L'idea di tornare a mettere mano ad un immaginario appartenente ad un cinema dalla percezione in gran parte superata partiva dalla voglia di sfidare nuovamente il pubblico, portando l'esperienza ad un livello superiore rispetto a qualsiasi altra cosa vista in precedenza. Si è quindi optato per costruire una storia in grado di rappresentare il cuore della saga, asciugando tutto ciò che non era strettamente necessario. Una pagina inedita, sintetica, ma rappresentativa di ciò che avvenne già negli Anni '70.
Miller voleva richiamare i film della trilogia originale, però riaggiornandoli in linea con i cambiamenti tecnologici e culturali, quindi pensando meticolosamente a dove intervenire, sia per quanto riguardava la parte relativa a costumi, scenografia e design, sia per quanto riguardava la parte tematica. La trama, per quanto semplice e diretta (un punto fisso e sempre a fuoco per orientare il pubblico nella velocità estrema dell'azione), aveva dentro di sé dei prodromi di riflessioni all'avanguardia, da innestare sulla ricetta classica del genere post-apocalittico, come il femminismo e la violenza sulle donne. Riflessioni da cui poter sviluppare un nuovo racconto che potesse dare continuità alla rivoluzione del franchise. Ecco l'origine di Furiosa: A Mad Max Saga.
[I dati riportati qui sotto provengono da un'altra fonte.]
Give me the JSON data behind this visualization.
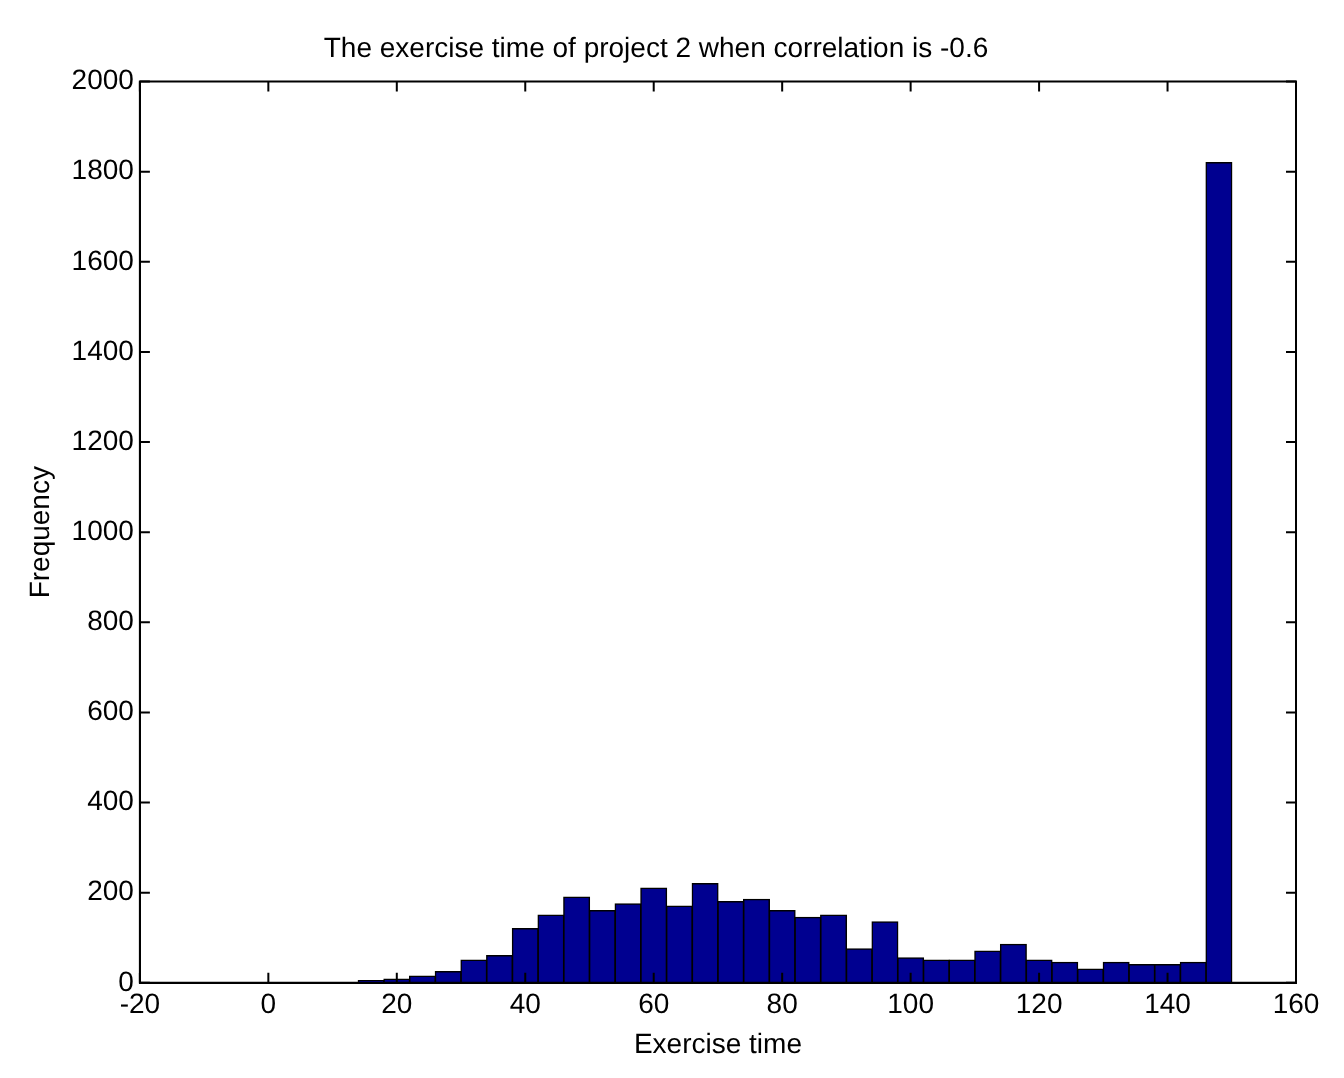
{
  "chart_data": {
    "type": "histogram",
    "title": "The exercise time of project 2 when correlation is -0.6",
    "xlabel": "Exercise time",
    "ylabel": "Frequency",
    "bins": [
      14,
      18,
      22,
      26,
      30,
      34,
      38,
      42,
      46,
      50,
      54,
      58,
      62,
      66,
      70,
      74,
      78,
      82,
      86,
      90,
      94,
      98,
      102,
      106,
      110,
      114,
      118,
      122,
      126,
      130,
      134,
      138,
      142,
      146,
      150
    ],
    "values": [
      5,
      8,
      15,
      25,
      50,
      60,
      120,
      150,
      190,
      160,
      175,
      210,
      170,
      220,
      180,
      185,
      160,
      145,
      150,
      75,
      135,
      55,
      50,
      50,
      70,
      85,
      50,
      45,
      30,
      45,
      40,
      40,
      45,
      1820
    ],
    "color": "#000090",
    "xlim": [
      -20,
      160
    ],
    "xticks": [
      -20,
      0,
      20,
      40,
      60,
      80,
      100,
      120,
      140,
      160
    ],
    "ylim": [
      0,
      2000
    ],
    "yticks": [
      0,
      200,
      400,
      600,
      800,
      1000,
      1200,
      1400,
      1600,
      1800,
      2000
    ],
    "grid": false,
    "legend": false
  }
}
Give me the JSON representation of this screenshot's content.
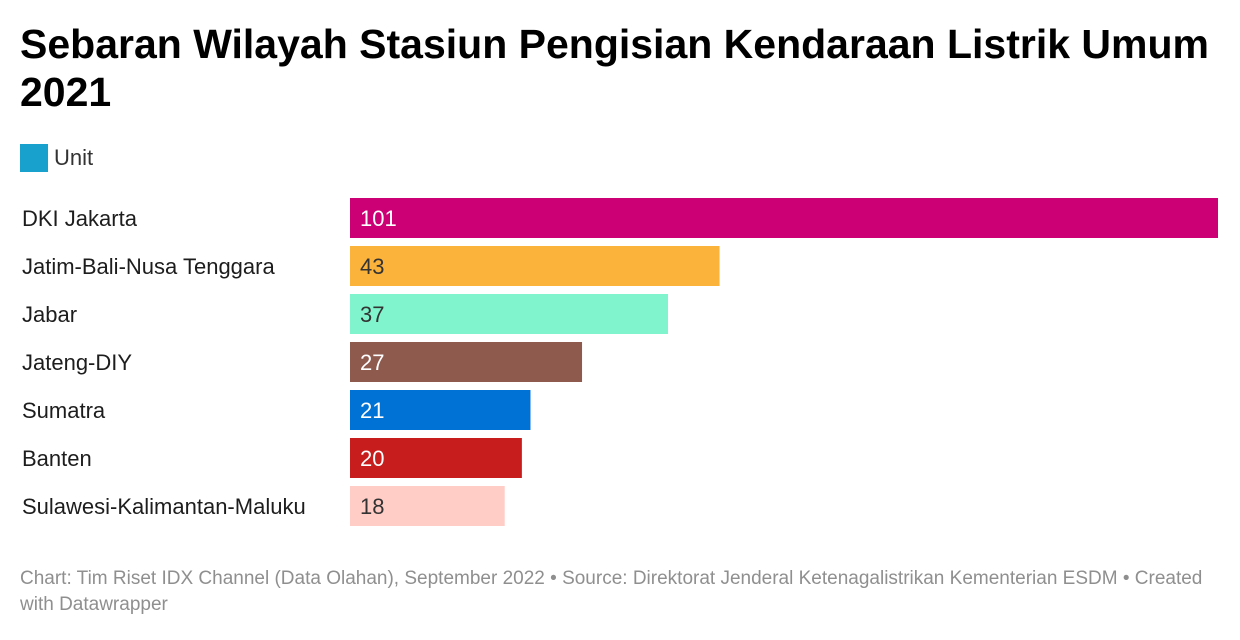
{
  "title": "Sebaran Wilayah Stasiun Pengisian Kendaraan Listrik Umum 2021",
  "legend": {
    "label": "Unit",
    "color": "#18a1cd"
  },
  "footer": "Chart: Tim Riset IDX Channel (Data Olahan), September 2022 • Source: Direktorat Jenderal Ketenagalistrikan Kementerian ESDM • Created with Datawrapper",
  "chart_data": {
    "type": "bar",
    "orientation": "horizontal",
    "categories": [
      "DKI Jakarta",
      "Jatim-Bali-Nusa Tenggara",
      "Jabar",
      "Jateng-DIY",
      "Sumatra",
      "Banten",
      "Sulawesi-Kalimantan-Maluku"
    ],
    "series": [
      {
        "name": "Unit",
        "values": [
          101,
          43,
          37,
          27,
          21,
          20,
          18
        ]
      }
    ],
    "colors": [
      "#cc0074",
      "#fcb33b",
      "#80f4cc",
      "#8e5a4e",
      "#0071d5",
      "#c71e1d",
      "#ffccc6"
    ],
    "label_colors": [
      "#ffffff",
      "#333333",
      "#333333",
      "#ffffff",
      "#ffffff",
      "#ffffff",
      "#333333"
    ],
    "xlim": [
      0,
      101
    ],
    "grid": false,
    "legend_position": "top-left"
  }
}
Furiosa: A Mad Max Saga, le opinioni della redazione
Un rivoluzionario modo di fare saga
Se è vero il cinema del futuro è quello in cui la donna ricoprirà un ruolo predominante ("Chi ha distrutto il mondo?" si urla riferendosi a Immortan Joe), allora è vero anche che Miller è uno dei cineasti che per primi hanno deciso di inserire questa discussione come elemento principale di una saga appartenente al cinema più commerciale e di impatto. Così principale da essere il punto di espansione dell'universo grazie ad un film dedicato al personaggio femminile introdotto in Mad Max: Fury Road: Furiosa, per di più raccontando la sua vita in un prequel che copre vent'anni, donandole così la stessa dignità narrativa di Rockatansky ed eleggendola ad una delle colonne di quello che si è già visto.
Il quinto capitolo del franchise torna, al contrario del quarto, a concentrarsi sul mythos e l'arte del racconto epico per costruire una storia originale, degna delle Wastelands e pensata sulla rilettura dei classici in chiave moderna, ma anche in grado di dar vita a tutto ciò nel film del 2015 era stato solo accennato. Ecco l'idea di integrazione dei due titoli: pellicole che possono (o forse devono) essere vissute come due facce di un monolite sempre più ricco e allo stesso tempo come storie separate che girano intorno alla medesima idea di cinema e al medesimo immaginario.
L'ultima rivoluzione, l'ultimo salto che accade in Furiosa: A Mad Max Saga è relativa alla costruzione del protagonista (o, meglio, della protagonista) rispetto al passato. Max in Mad Mad: Fury Road era poco più di un pretesto narrativo, un altro punto di riferimento dato agli spettatori, mentre in questo caso la vicenda gira intorno alla formazione di Furiosa, che si riflette negli echi biblici, nella gesta cantate dai bardi e negli occhi dei terribili uomini che governano le Terre Desolate, come in western classico. Tutto il peso dell'eroina si avverte però per l'intero film, chiusa in un silenzio che lascia spazio alle sue azioni, ai suoi sguardi e alle sue scelte. "Sarà epico?", lo è stato e lo sarà ancora. Un'altra rivoluzione, in attesa della prossima.